Join the discussion 3 Comments
To our Defence Minister I beg to differ with what you have said about us not having the sealift capability to transport our military hardwares by our NAVY. I hv been involved in SAF EXs and have worked with tpt of AMX -13 transportation to ROC onboard our LSTs and I am SHOCKED & APPALLED to hear from you about our inept ability to transport by SN (SINGAPORE NAVY)!!!!!!
Please MINISTER, if for some stupid reasons that we need to hire APL, its your responsibility to bear it but you should not RUN DOWN our own NAVAL CAPABILITY to do the job. It would hv saved our public money by the $millions – this savings could have better used to look after our bottom 5% of Singaporeans. Its outright LYING to Singaporeans and just too bad, it happened that there were precedence of using naval assets to do the same job – what is transporting 9 AFVs, we have transported bigger consignments to Australia in the past. The problem with our Administration is the unwillingness to admit mistakes as in all previous issues domestically – WHY!!!!!.
^—- BS Above
The so called Sovereign immunity is problematic.

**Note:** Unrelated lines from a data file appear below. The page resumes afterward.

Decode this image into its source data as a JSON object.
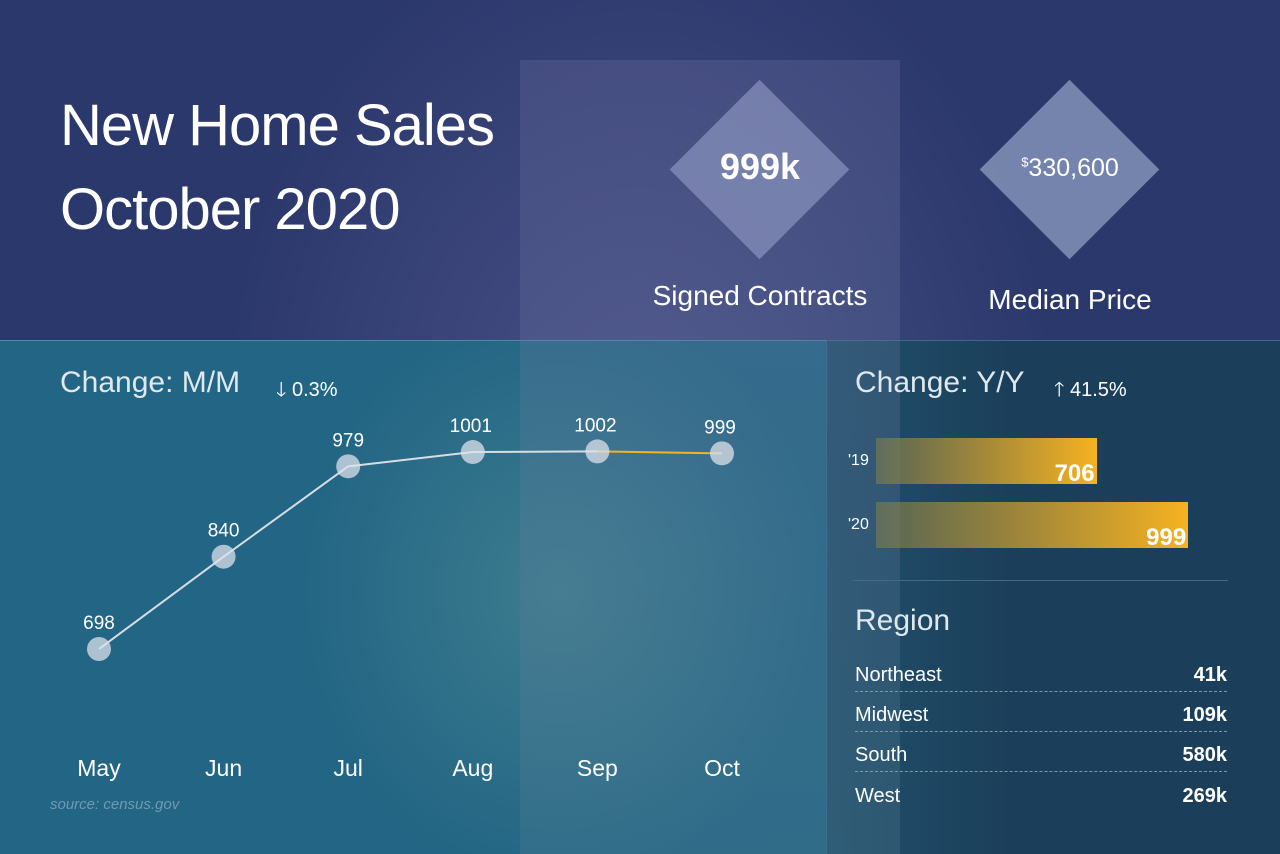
{
  "header": {
    "title_line1": "New Home Sales",
    "title_line2": "October 2020"
  },
  "stats": [
    {
      "value": "999k",
      "label": "Signed Contracts"
    },
    {
      "currency": "$",
      "value": "330,600",
      "label": "Median Price"
    }
  ],
  "mm": {
    "title": "Change: M/M",
    "arrow": "arrow-down-icon",
    "change": "0.3%"
  },
  "yy": {
    "title": "Change: Y/Y",
    "arrow": "arrow-up-icon",
    "change": "41.5%"
  },
  "source": "source: census.gov",
  "region": {
    "title": "Region",
    "rows": [
      {
        "name": "Northeast",
        "value": "41k"
      },
      {
        "name": "Midwest",
        "value": "109k"
      },
      {
        "name": "South",
        "value": "580k"
      },
      {
        "name": "West",
        "value": "269k"
      }
    ]
  },
  "chart_data": [
    {
      "type": "line",
      "title": "Change: M/M",
      "categories": [
        "May",
        "Jun",
        "Jul",
        "Aug",
        "Sep",
        "Oct"
      ],
      "values": [
        698,
        840,
        979,
        1001,
        1002,
        999
      ],
      "labels": [
        "698",
        "840",
        "979",
        "1001",
        "1002",
        "999"
      ],
      "colors": {
        "line": "#d8dde4",
        "last_segment": "#f6b221"
      }
    },
    {
      "type": "bar",
      "title": "Change: Y/Y",
      "categories": [
        "'19",
        "'20"
      ],
      "values": [
        706,
        999
      ],
      "labels": [
        "706",
        "999"
      ],
      "colors": {
        "bar": "#f6b221"
      }
    }
  ]
}
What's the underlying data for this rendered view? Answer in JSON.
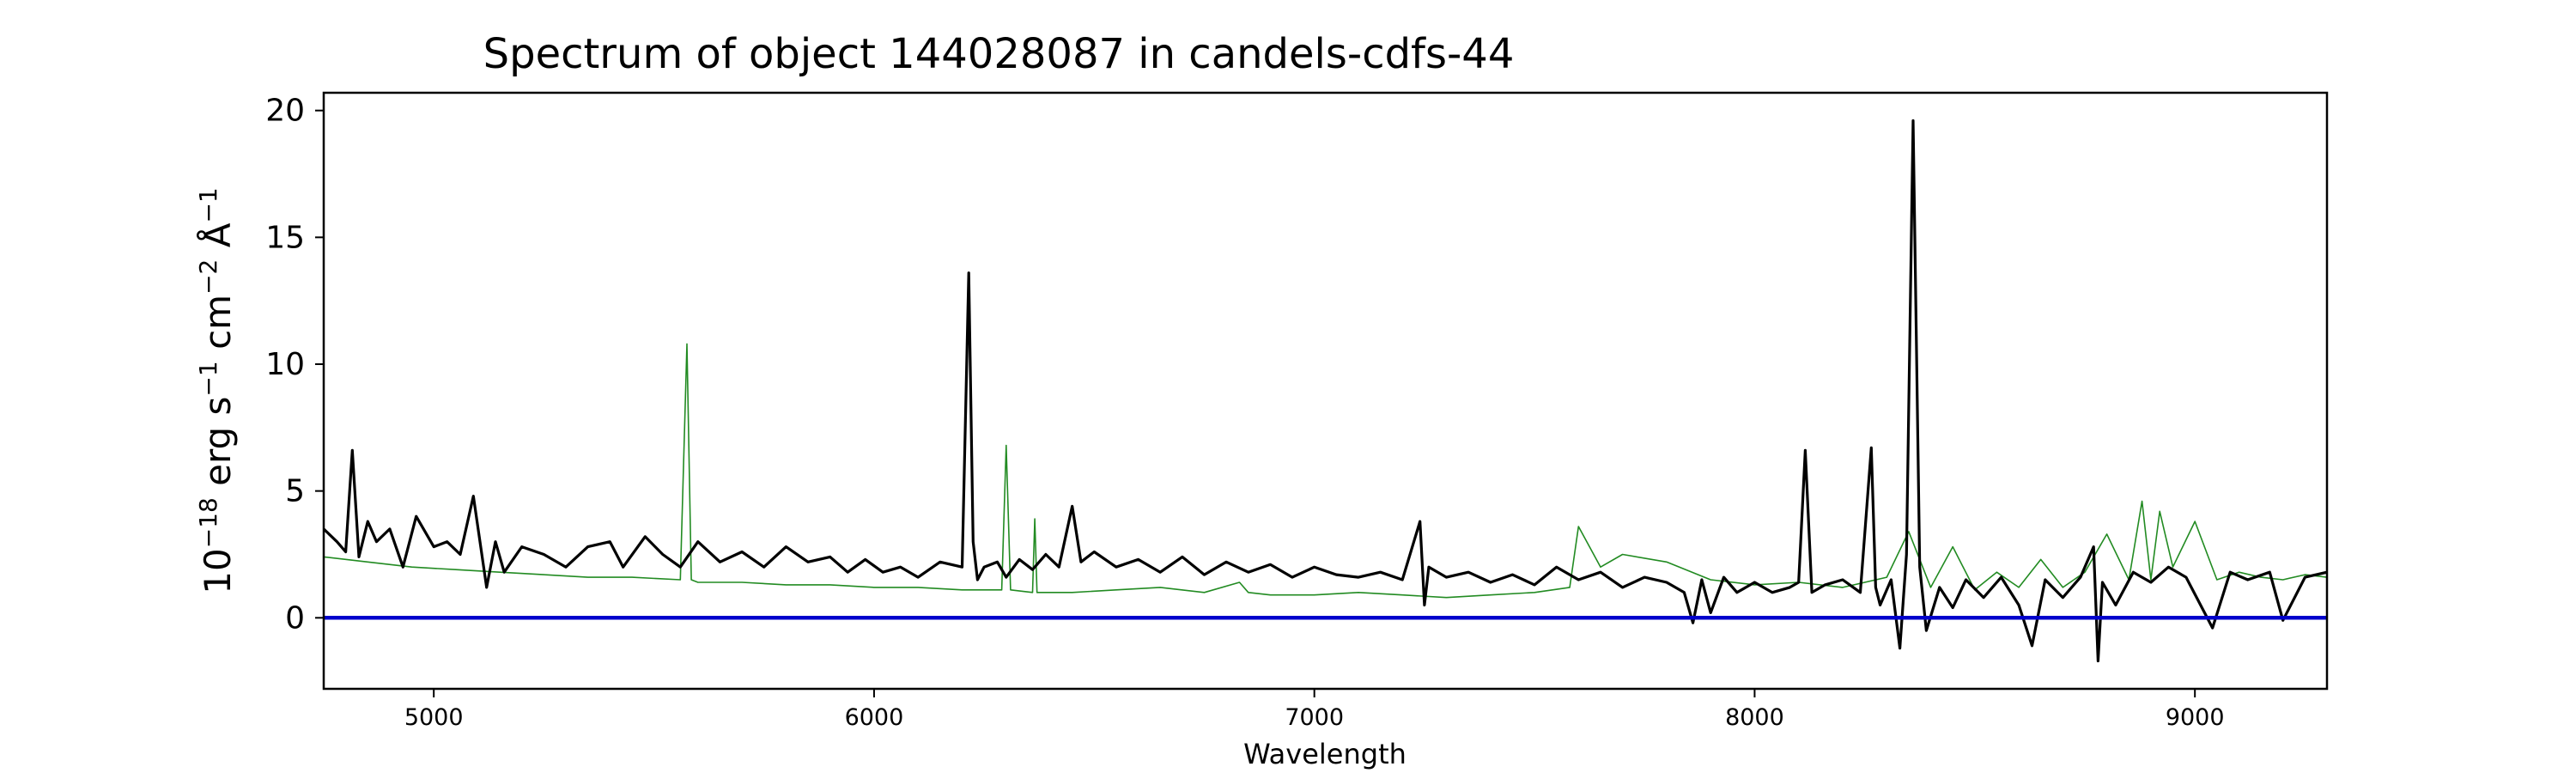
{
  "chart_data": {
    "type": "line",
    "title": "Spectrum of object 144028087 in candels-cdfs-44",
    "xlabel": "Wavelength",
    "ylabel": "10^-18 erg s^-1 cm^-2 Å^-1",
    "ylabel_parts": [
      "10",
      "−18",
      " erg s",
      "−1",
      " cm",
      "−2",
      " Å",
      "−1"
    ],
    "xlim": [
      4750,
      9300
    ],
    "ylim": [
      -2.8,
      20.7
    ],
    "xticks": [
      5000,
      6000,
      7000,
      8000,
      9000
    ],
    "yticks": [
      0,
      5,
      10,
      15,
      20
    ],
    "grid": false,
    "colors": {
      "flux": "#000000",
      "model": "#228b22",
      "zero": "#0000cc"
    },
    "series": [
      {
        "role": "flux",
        "x": [
          4750,
          4780,
          4800,
          4815,
          4830,
          4850,
          4870,
          4900,
          4930,
          4960,
          5000,
          5030,
          5060,
          5090,
          5120,
          5140,
          5160,
          5200,
          5250,
          5300,
          5350,
          5400,
          5430,
          5480,
          5520,
          5560,
          5600,
          5650,
          5700,
          5750,
          5800,
          5850,
          5900,
          5940,
          5980,
          6020,
          6060,
          6100,
          6150,
          6200,
          6215,
          6225,
          6235,
          6250,
          6280,
          6300,
          6330,
          6360,
          6390,
          6420,
          6450,
          6470,
          6500,
          6550,
          6600,
          6650,
          6700,
          6750,
          6800,
          6850,
          6900,
          6950,
          7000,
          7050,
          7100,
          7150,
          7200,
          7240,
          7250,
          7260,
          7300,
          7350,
          7400,
          7450,
          7500,
          7550,
          7600,
          7650,
          7700,
          7750,
          7800,
          7840,
          7860,
          7880,
          7900,
          7930,
          7960,
          8000,
          8040,
          8080,
          8100,
          8115,
          8130,
          8160,
          8200,
          8240,
          8265,
          8275,
          8285,
          8310,
          8330,
          8345,
          8360,
          8375,
          8390,
          8420,
          8450,
          8480,
          8520,
          8560,
          8600,
          8630,
          8660,
          8700,
          8740,
          8770,
          8780,
          8790,
          8820,
          8860,
          8900,
          8940,
          8980,
          9040,
          9080,
          9120,
          9170,
          9200,
          9250,
          9300
        ],
        "y": [
          3.5,
          3.0,
          2.6,
          6.6,
          2.4,
          3.8,
          3.0,
          3.5,
          2.0,
          4.0,
          2.8,
          3.0,
          2.5,
          4.8,
          1.2,
          3.0,
          1.8,
          2.8,
          2.5,
          2.0,
          2.8,
          3.0,
          2.0,
          3.2,
          2.5,
          2.0,
          3.0,
          2.2,
          2.6,
          2.0,
          2.8,
          2.2,
          2.4,
          1.8,
          2.3,
          1.8,
          2.0,
          1.6,
          2.2,
          2.0,
          13.6,
          3.0,
          1.5,
          2.0,
          2.2,
          1.6,
          2.3,
          1.9,
          2.5,
          2.0,
          4.4,
          2.2,
          2.6,
          2.0,
          2.3,
          1.8,
          2.4,
          1.7,
          2.2,
          1.8,
          2.1,
          1.6,
          2.0,
          1.7,
          1.6,
          1.8,
          1.5,
          3.8,
          0.5,
          2.0,
          1.6,
          1.8,
          1.4,
          1.7,
          1.3,
          2.0,
          1.5,
          1.8,
          1.2,
          1.6,
          1.4,
          1.0,
          -0.2,
          1.5,
          0.2,
          1.6,
          1.0,
          1.4,
          1.0,
          1.2,
          1.4,
          6.6,
          1.0,
          1.3,
          1.5,
          1.0,
          6.7,
          1.2,
          0.5,
          1.5,
          -1.2,
          2.5,
          19.6,
          2.0,
          -0.5,
          1.2,
          0.4,
          1.5,
          0.8,
          1.6,
          0.5,
          -1.1,
          1.5,
          0.8,
          1.6,
          2.8,
          -1.7,
          1.4,
          0.5,
          1.8,
          1.4,
          2.0,
          1.6,
          -0.4,
          1.8,
          1.5,
          1.8,
          -0.1,
          1.6,
          1.8
        ]
      },
      {
        "role": "model",
        "x": [
          4750,
          4850,
          4950,
          5050,
          5150,
          5250,
          5350,
          5450,
          5560,
          5575,
          5585,
          5600,
          5700,
          5800,
          5900,
          6000,
          6100,
          6200,
          6290,
          6300,
          6310,
          6360,
          6365,
          6370,
          6450,
          6550,
          6650,
          6750,
          6830,
          6850,
          6900,
          7000,
          7100,
          7200,
          7300,
          7400,
          7500,
          7580,
          7600,
          7650,
          7700,
          7800,
          7900,
          8000,
          8100,
          8200,
          8300,
          8350,
          8400,
          8450,
          8500,
          8550,
          8600,
          8650,
          8700,
          8750,
          8800,
          8850,
          8880,
          8900,
          8920,
          8950,
          9000,
          9050,
          9100,
          9150,
          9200,
          9250,
          9300
        ],
        "y": [
          2.4,
          2.2,
          2.0,
          1.9,
          1.8,
          1.7,
          1.6,
          1.6,
          1.5,
          10.8,
          1.5,
          1.4,
          1.4,
          1.3,
          1.3,
          1.2,
          1.2,
          1.1,
          1.1,
          6.8,
          1.1,
          1.0,
          3.9,
          1.0,
          1.0,
          1.1,
          1.2,
          1.0,
          1.4,
          1.0,
          0.9,
          0.9,
          1.0,
          0.9,
          0.8,
          0.9,
          1.0,
          1.2,
          3.6,
          2.0,
          2.5,
          2.2,
          1.5,
          1.3,
          1.4,
          1.2,
          1.6,
          3.4,
          1.2,
          2.8,
          1.1,
          1.8,
          1.2,
          2.3,
          1.2,
          1.8,
          3.3,
          1.5,
          4.6,
          1.5,
          4.2,
          2.0,
          3.8,
          1.5,
          1.8,
          1.6,
          1.5,
          1.7,
          1.6
        ]
      },
      {
        "role": "zero",
        "x": [
          4750,
          9300
        ],
        "y": [
          0,
          0
        ]
      }
    ]
  }
}
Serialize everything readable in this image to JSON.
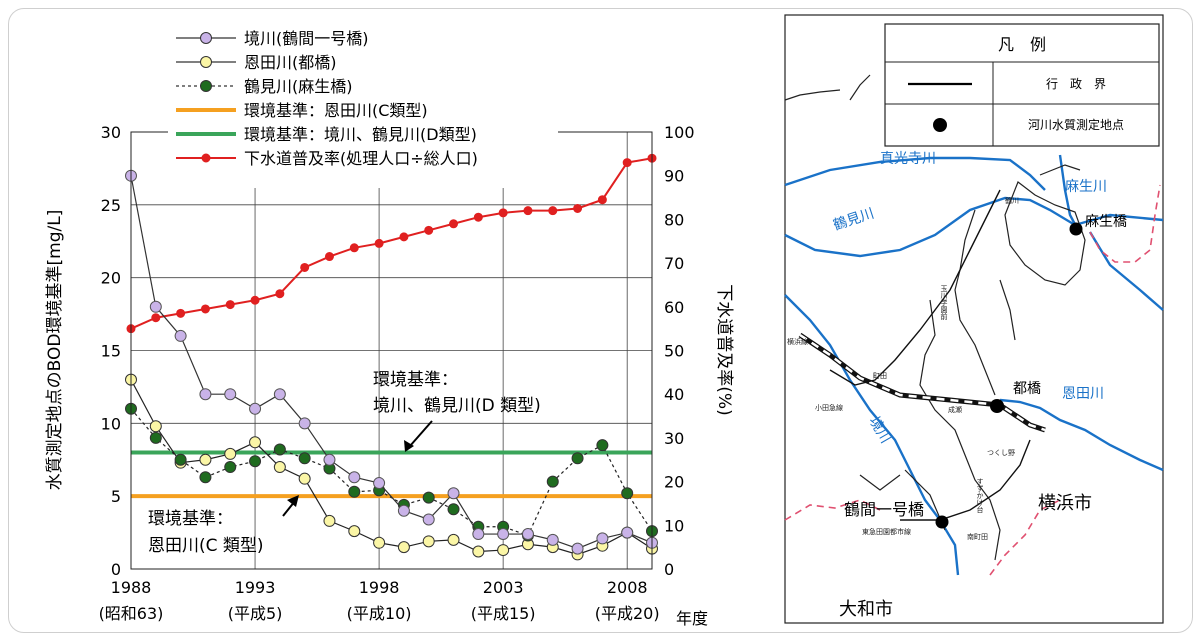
{
  "chart_data": {
    "type": "line",
    "x": [
      1988,
      1989,
      1990,
      1991,
      1992,
      1993,
      1994,
      1995,
      1996,
      1997,
      1998,
      1999,
      2000,
      2001,
      2002,
      2003,
      2004,
      2005,
      2006,
      2007,
      2008,
      2009
    ],
    "x_tick_years": [
      "1988",
      "1993",
      "1998",
      "2003",
      "2008"
    ],
    "x_tick_eras": [
      "(昭和63)",
      "(平成5)",
      "(平成10)",
      "(平成15)",
      "(平成20)"
    ],
    "x_unit": "年度",
    "ylabel": "水質測定地点のBOD環境基準[mg/L]",
    "y2label": "下水道普及率(%)",
    "ylim": [
      0,
      30
    ],
    "y2lim": [
      0,
      100
    ],
    "y_ticks": [
      "0",
      "5",
      "10",
      "15",
      "20",
      "25",
      "30"
    ],
    "y2_ticks": [
      "0",
      "10",
      "20",
      "30",
      "40",
      "50",
      "60",
      "70",
      "80",
      "90",
      "100"
    ],
    "grid": true,
    "legend_position": "top-left",
    "series": [
      {
        "name": "境川(鶴間一号橋)",
        "axis": "left",
        "color": "#7f4ea8",
        "fill": "#c9b3e8",
        "dash": false,
        "values": [
          27,
          18,
          16,
          12,
          12,
          11,
          12,
          10,
          7.5,
          6.3,
          5.9,
          4,
          3.4,
          5.2,
          2.4,
          2.4,
          2.4,
          2,
          1.4,
          2.1,
          2.5,
          1.8
        ]
      },
      {
        "name": "恩田川(都橋)",
        "axis": "left",
        "color": "#000000",
        "fill": "#fbf6a6",
        "dash": false,
        "values": [
          13,
          9.8,
          7.3,
          7.5,
          7.9,
          8.7,
          7,
          6.2,
          3.3,
          2.6,
          1.8,
          1.5,
          1.9,
          2,
          1.2,
          1.3,
          1.7,
          1.5,
          1,
          1.6,
          2.5,
          1.4
        ]
      },
      {
        "name": "鶴見川(麻生橋)",
        "axis": "left",
        "color": "#000000",
        "fill": "#1f6b1f",
        "dash": true,
        "values": [
          11,
          9,
          7.5,
          6.3,
          7,
          7.4,
          8.2,
          7.6,
          6.9,
          5.3,
          5.4,
          4.4,
          4.9,
          4.1,
          2.9,
          2.9,
          2.3,
          6,
          7.6,
          8.5,
          5.2,
          2.6
        ]
      },
      {
        "name": "下水道普及率(処理人口÷総人口)",
        "axis": "right",
        "color": "#e02020",
        "fill": "#e02020",
        "dash": false,
        "values": [
          55,
          57.5,
          58.5,
          59.5,
          60.5,
          61.5,
          63,
          69,
          71.5,
          73.5,
          74.5,
          76,
          77.5,
          79,
          80.5,
          81.5,
          82,
          82,
          82.5,
          84.5,
          93,
          94
        ]
      }
    ],
    "reference_lines": [
      {
        "name": "環境基準：恩田川(C類型)",
        "value": 5,
        "color": "#f5a020"
      },
      {
        "name": "環境基準：境川、鶴見川(D類型)",
        "value": 8,
        "color": "#3aa55a"
      }
    ],
    "annotations": [
      {
        "lines": [
          "環境基準：",
          "境川、鶴見川(D 類型)"
        ]
      },
      {
        "lines": [
          "環境基準：",
          "恩田川(C 類型)"
        ]
      }
    ]
  },
  "map": {
    "legend_title": "凡　例",
    "legend_items": [
      {
        "symbol": "line",
        "label": "行　政　界"
      },
      {
        "symbol": "dot",
        "label": "河川水質測定地点"
      }
    ],
    "rivers": [
      "真光寺川",
      "麻生川",
      "鶴見川",
      "恩田川",
      "境川"
    ],
    "stations": [
      "麻生橋",
      "都橋",
      "鶴間一号橋"
    ],
    "cities": [
      "横浜市",
      "大和市"
    ],
    "small_labels": [
      "鶴川",
      "玉川学園前",
      "町田",
      "小田急線",
      "成瀬",
      "つくし野",
      "すずかけ台",
      "南町田",
      "東急田園都市線",
      "横浜線"
    ]
  },
  "colors": {
    "river": "#1a72c8",
    "boundary": "#e05070",
    "grid": "#444444"
  }
}
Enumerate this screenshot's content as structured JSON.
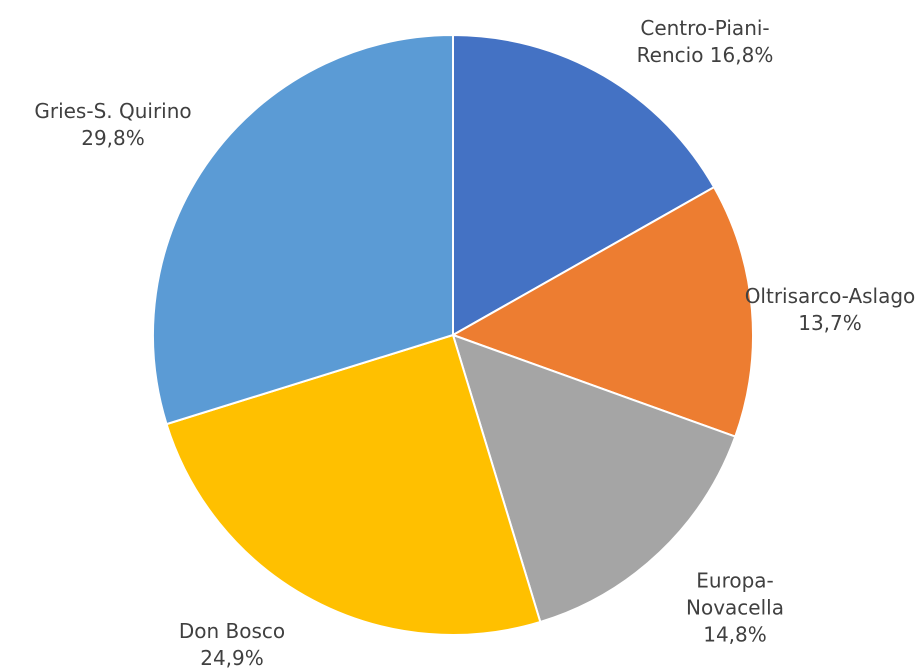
{
  "chart_data": {
    "type": "pie",
    "categories": [
      "Centro-Piani-Rencio",
      "Oltrisarco-Aslago",
      "Europa-Novacella",
      "Don Bosco",
      "Gries-S. Quirino"
    ],
    "values": [
      16.8,
      13.7,
      14.8,
      24.9,
      29.8
    ],
    "value_labels": [
      "16,8%",
      "13,7%",
      "14,8%",
      "24,9%",
      "29,8%"
    ],
    "colors": [
      "#4472c4",
      "#ed7d31",
      "#a5a5a5",
      "#ffc000",
      "#5b9bd5"
    ]
  }
}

1. Nobody cited the exact section of the international law? why not be transparent?
2. Prof Eugene Tan give only one example that of financial assets, assume there is no history involving military assets. Will be ridiculous to have immunity over military assets fallen into the hands of another country.
3. What if a country ships massives military equipment to our shore and claim immunity?